Ze waren er wel van op de hoogte dat hij ooit hád bestaan. Aanvankelijk hadden ze er zelfs nog wel een zusterlijk medeleven voor weten op te brengen. ‘Hij wil van twee walletjes eten,’ zei Jo, die hard moest lachen om haar eigen grapje. Mona had net opgebiecht dat ze was gevallen voor een getrouwde man, met alle gebruikelijke randverschijnselen: ‘Ik wist het eerst helemaal niet… Zijn vrouw begrijpt hem niet… Hij is thuis niet gelukkig… Ze zijn alleen nog bij elkaar voor de kinderen…’
‘Mona,’ had Nicci gezegd, terwijl Jo en Lizzie met hun ogen zaten te rollen. En toen riepen ze alle drie tegelijk hun favoriete citaat uit hun lievelingsfilm aller tijden, You’ve Got Mail: ‘He’s never going to leave her.’

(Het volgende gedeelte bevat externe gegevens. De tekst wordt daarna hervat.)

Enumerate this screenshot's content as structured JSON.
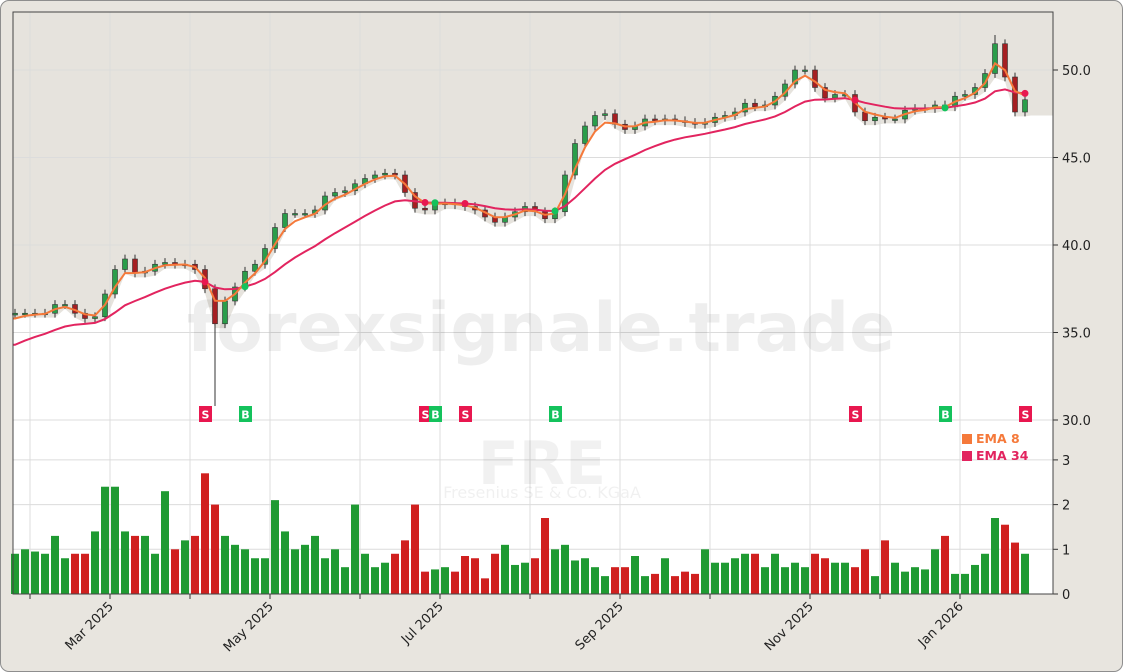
{
  "chart_data": {
    "type": "candlestick",
    "ticker_watermark": "FRE",
    "company_watermark": "Fresenius SE & Co. KGaA",
    "site_watermark": "forexsignale.trade",
    "dates": [
      "2025-01-27",
      "2025-01-30",
      "2025-02-03",
      "2025-02-06",
      "2025-02-10",
      "2025-02-13",
      "2025-02-17",
      "2025-02-21",
      "2025-02-24",
      "2025-02-28",
      "2025-03-04",
      "2025-03-07",
      "2025-03-11",
      "2025-03-14",
      "2025-03-18",
      "2025-03-21",
      "2025-03-26",
      "2025-03-28",
      "2025-04-02",
      "2025-04-07",
      "2025-04-09",
      "2025-04-14",
      "2025-04-17",
      "2025-04-22",
      "2025-04-24",
      "2025-04-28",
      "2025-05-02",
      "2025-05-05",
      "2025-05-09",
      "2025-05-12",
      "2025-05-16",
      "2025-05-19",
      "2025-05-23",
      "2025-05-27",
      "2025-05-30",
      "2025-06-03",
      "2025-06-06",
      "2025-06-10",
      "2025-06-13",
      "2025-06-17",
      "2025-06-20",
      "2025-06-24",
      "2025-06-27",
      "2025-07-01",
      "2025-07-04",
      "2025-07-08",
      "2025-07-11",
      "2025-07-15",
      "2025-07-18",
      "2025-07-22",
      "2025-07-25",
      "2025-07-29",
      "2025-08-01",
      "2025-08-05",
      "2025-08-08",
      "2025-08-12",
      "2025-08-15",
      "2025-08-19",
      "2025-08-22",
      "2025-08-26",
      "2025-08-29",
      "2025-09-02",
      "2025-09-05",
      "2025-09-08",
      "2025-09-12",
      "2025-09-15",
      "2025-09-18",
      "2025-09-22",
      "2025-09-25",
      "2025-09-29",
      "2025-10-02",
      "2025-10-06",
      "2025-10-08",
      "2025-10-13",
      "2025-10-15",
      "2025-10-17",
      "2025-10-22",
      "2025-10-24",
      "2025-10-28",
      "2025-10-31",
      "2025-11-04",
      "2025-11-07",
      "2025-11-12",
      "2025-11-17",
      "2025-11-20",
      "2025-11-24",
      "2025-11-28",
      "2025-12-01",
      "2025-12-05",
      "2025-12-09",
      "2025-12-12",
      "2025-12-17",
      "2025-12-22",
      "2025-12-23",
      "2025-12-30",
      "2026-01-02",
      "2026-01-05",
      "2026-01-09",
      "2026-01-13",
      "2026-01-16",
      "2026-01-21",
      "2026-01-23"
    ],
    "close": [
      36.1,
      36.1,
      36.1,
      36.1,
      36.6,
      36.6,
      36.1,
      35.8,
      35.9,
      37.2,
      38.6,
      39.2,
      38.4,
      38.5,
      38.9,
      39.0,
      38.9,
      38.9,
      38.6,
      37.5,
      35.5,
      36.8,
      37.6,
      38.5,
      38.9,
      39.8,
      41.0,
      41.8,
      41.8,
      41.8,
      42.0,
      42.8,
      43.0,
      43.1,
      43.5,
      43.8,
      44.0,
      44.1,
      44.0,
      43.0,
      42.1,
      42.0,
      42.3,
      42.4,
      42.3,
      42.2,
      42.0,
      41.6,
      41.3,
      41.6,
      41.9,
      42.2,
      41.9,
      41.5,
      41.9,
      44.0,
      45.8,
      46.8,
      47.4,
      47.5,
      46.9,
      46.6,
      46.8,
      47.2,
      47.1,
      47.2,
      47.1,
      47.0,
      46.9,
      47.0,
      47.3,
      47.4,
      47.6,
      48.1,
      47.9,
      48.0,
      48.5,
      49.2,
      50.0,
      50.0,
      49.0,
      48.4,
      48.6,
      48.6,
      47.6,
      47.1,
      47.3,
      47.2,
      47.2,
      47.7,
      47.8,
      47.8,
      48.0,
      47.9,
      48.5,
      48.6,
      49.0,
      49.8,
      51.5,
      49.6,
      47.6,
      48.3
    ],
    "volume_millions": [
      0.9,
      1.0,
      0.95,
      0.9,
      1.3,
      0.8,
      0.9,
      0.9,
      1.4,
      2.4,
      2.4,
      1.4,
      1.3,
      1.3,
      0.9,
      2.3,
      1.0,
      1.2,
      1.3,
      2.7,
      2.0,
      1.3,
      1.1,
      1.0,
      0.8,
      0.8,
      2.1,
      1.4,
      1.0,
      1.1,
      1.3,
      0.8,
      1.0,
      0.6,
      2.0,
      0.9,
      0.6,
      0.7,
      0.9,
      1.2,
      2.0,
      0.5,
      0.55,
      0.6,
      0.5,
      0.85,
      0.8,
      0.35,
      0.9,
      1.1,
      0.65,
      0.7,
      0.8,
      1.7,
      1.0,
      1.1,
      0.75,
      0.8,
      0.6,
      0.4,
      0.6,
      0.6,
      0.85,
      0.4,
      0.45,
      0.8,
      0.4,
      0.5,
      0.45,
      1.0,
      0.7,
      0.7,
      0.8,
      0.9,
      0.9,
      0.6,
      0.9,
      0.6,
      0.7,
      0.6,
      0.9,
      0.8,
      0.7,
      0.7,
      0.6,
      1.0,
      0.4,
      1.2,
      0.7,
      0.5,
      0.6,
      0.55,
      1.0,
      1.3,
      0.45,
      0.45,
      0.65,
      0.9,
      1.7,
      1.55,
      1.15,
      0.9
    ],
    "extremes": [
      {
        "date": "2025-04-09",
        "low": 30.8
      },
      {
        "date": "2026-01-13",
        "high": 52.0
      }
    ],
    "signals": [
      {
        "date": "2025-04-07",
        "type": "S"
      },
      {
        "date": "2025-04-22",
        "type": "B"
      },
      {
        "date": "2025-06-24",
        "type": "S"
      },
      {
        "date": "2025-06-27",
        "type": "B"
      },
      {
        "date": "2025-07-08",
        "type": "S"
      },
      {
        "date": "2025-08-08",
        "type": "B"
      },
      {
        "date": "2025-11-20",
        "type": "S"
      },
      {
        "date": "2025-12-23",
        "type": "B"
      },
      {
        "date": "2026-01-23",
        "type": "S"
      }
    ],
    "legend": [
      {
        "label": "EMA 8",
        "color": "#f5793a"
      },
      {
        "label": "EMA 34",
        "color": "#e2245f"
      }
    ],
    "legend_placement": "right",
    "price_ylim": [
      30.0,
      53.3
    ],
    "price_ticks": [
      "30.0",
      "35.0",
      "40.0",
      "45.0",
      "50.0"
    ],
    "volume_ylim": [
      0,
      3.2
    ],
    "volume_ticks": [
      "0",
      "1",
      "2",
      "3"
    ],
    "x_tick_labels": [
      "Mar 2025",
      "May 2025",
      "Jul 2025",
      "Sep 2025",
      "Nov 2025",
      "Jan 2026"
    ],
    "grid": true,
    "colors": {
      "up": "#1f9a32",
      "down": "#d0201f",
      "candle_up": "#2a9d4a",
      "candle_down": "#a51f22",
      "buy": "#14c25c",
      "sell": "#e8174f",
      "ema8": "#f5793a",
      "ema34": "#e2245f"
    }
  }
}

‘Jullie hebben ook gelijk,’ zei ze, en ze dwong zichzelf te glimlachen en imiteerde Carrie Fisher, want dat wilden ze nu eenmaal graag: ‘You’re right. You’re right. I know you’re right.’
Maar dat was nu al drie jaar geleden. Langer zelfs. Wat zij niet wisten, was dat hij nog altijd in haar leven was. Ze dachten dat Mona hem had gedumpt, want dat had ze gezegd. En ze had ook niet zozeer gelogen, als wel enkele feiten verzwegen. Ze was ook echt van plan om een eind aan haar affaire te maken, maar telkens als ze hem dan weer zag, schoof ze het moment voor zich uit – totdat hij haar zomaar ineens had gedumpt, en haar hart tot haar verbazing en ontzetting opnieuw in gruzelementen lag.

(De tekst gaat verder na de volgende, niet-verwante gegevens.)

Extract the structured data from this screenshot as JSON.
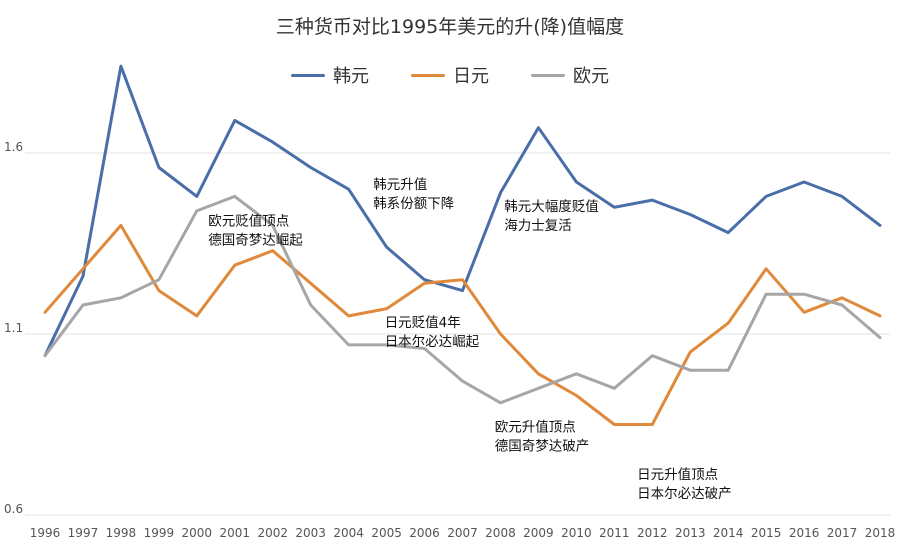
{
  "chart_data": {
    "type": "line",
    "title": "三种货币对比1995年美元的升(降)值幅度",
    "x": [
      1996,
      1997,
      1998,
      1999,
      2000,
      2001,
      2002,
      2003,
      2004,
      2005,
      2006,
      2007,
      2008,
      2009,
      2010,
      2011,
      2012,
      2013,
      2014,
      2015,
      2016,
      2017,
      2018
    ],
    "series": [
      {
        "name": "韩元",
        "color": "#4a6ea8",
        "values": [
          1.04,
          1.26,
          1.84,
          1.56,
          1.48,
          1.69,
          1.63,
          1.56,
          1.5,
          1.34,
          1.25,
          1.22,
          1.49,
          1.67,
          1.52,
          1.45,
          1.47,
          1.43,
          1.38,
          1.48,
          1.52,
          1.48,
          1.4
        ]
      },
      {
        "name": "日元",
        "color": "#e0893a",
        "values": [
          1.16,
          1.28,
          1.4,
          1.22,
          1.15,
          1.29,
          1.33,
          1.24,
          1.15,
          1.17,
          1.24,
          1.25,
          1.1,
          0.99,
          0.93,
          0.85,
          0.85,
          1.05,
          1.13,
          1.28,
          1.16,
          1.2,
          1.15
        ]
      },
      {
        "name": "欧元",
        "color": "#a6a6a6",
        "values": [
          1.04,
          1.18,
          1.2,
          1.25,
          1.44,
          1.48,
          1.4,
          1.18,
          1.07,
          1.07,
          1.06,
          0.97,
          0.91,
          0.95,
          0.99,
          0.95,
          1.04,
          1.0,
          1.0,
          1.21,
          1.21,
          1.18,
          1.09
        ]
      }
    ],
    "ylim": [
      0.6,
      1.85
    ],
    "y_ticks": [
      0.6,
      1.1,
      1.6
    ],
    "y_tick_labels": [
      "0.6",
      "1.1",
      "1.6"
    ],
    "grid": true,
    "legend_position": "top-center",
    "annotations": [
      {
        "lines": [
          "欧元贬值顶点",
          "德国奇梦达崛起"
        ],
        "x": 2000.3,
        "y": 1.4
      },
      {
        "lines": [
          "韩元升值",
          "韩系份额下降"
        ],
        "x": 2004.65,
        "y": 1.5
      },
      {
        "lines": [
          "韩元大幅度贬值",
          "海力士复活"
        ],
        "x": 2008.1,
        "y": 1.44
      },
      {
        "lines": [
          "日元贬值4年",
          "日本尔必达崛起"
        ],
        "x": 2004.95,
        "y": 1.12
      },
      {
        "lines": [
          "欧元升值顶点",
          "德国奇梦达破产"
        ],
        "x": 2007.85,
        "y": 0.83
      },
      {
        "lines": [
          "日元升值顶点",
          "日本尔必达破产"
        ],
        "x": 2011.6,
        "y": 0.7
      }
    ]
  }
}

Uiteindelijk was het gemakkelijker om de anderen te laten geloven dat zij hém had gedumpt. En toen ze daar zo blij mee waren dat Nicci een fles van haar roze lievelingschampagne van Laurent Perrier opentrok, wist Mona dat ze daar goed aan had gedaan. Veel beter dan hun de waarheid vertellen, namelijk dat ze alles – echt alles – zou doen om hem weer terug te krijgen, ondanks het feit dat zij zelf had meegemaakt hoe het was als je echtgenoot vreemdging en ze ook heel precies wist hoe het voelde om in de steek te worden gelaten.
Dus toen Neil kwam opdagen in het modieuze biologische restaurant waar zij de scepter zwaaide, en beweerde dat hij toch niet zonder haar kon – dat was letterlijk wat hij zei: ‘Mona, ik kan niet zonder jou’ – nou ja, toen ‘vergat’ Mona om dat aan haar vriendinnen te vertellen. En de keer daarna, en die daarna ook weer. En omdat er altijd een deel van haar leven was dat ze voor zichzelf had gehouden, voelde het bedrog niet eens zo onnatuurlijk. En daarna was het gewoon te laat, alsof ze de kans had gemist om hen de waarheid te vertellen. En nu… Nou ja, nu had ze die kans weer.
Het geluid van een auto die tot leven kwam, haalde Mona uit haar overpeinzingen, en ze kon nog net op tijd in de schaduw van een hoge tuinmuur stappen toen Davids gezinswagen voorbij reed en de tegengestelde richting insloeg. Bijna half acht. En nog steeds geen Jo. Lizzie was vast witheet.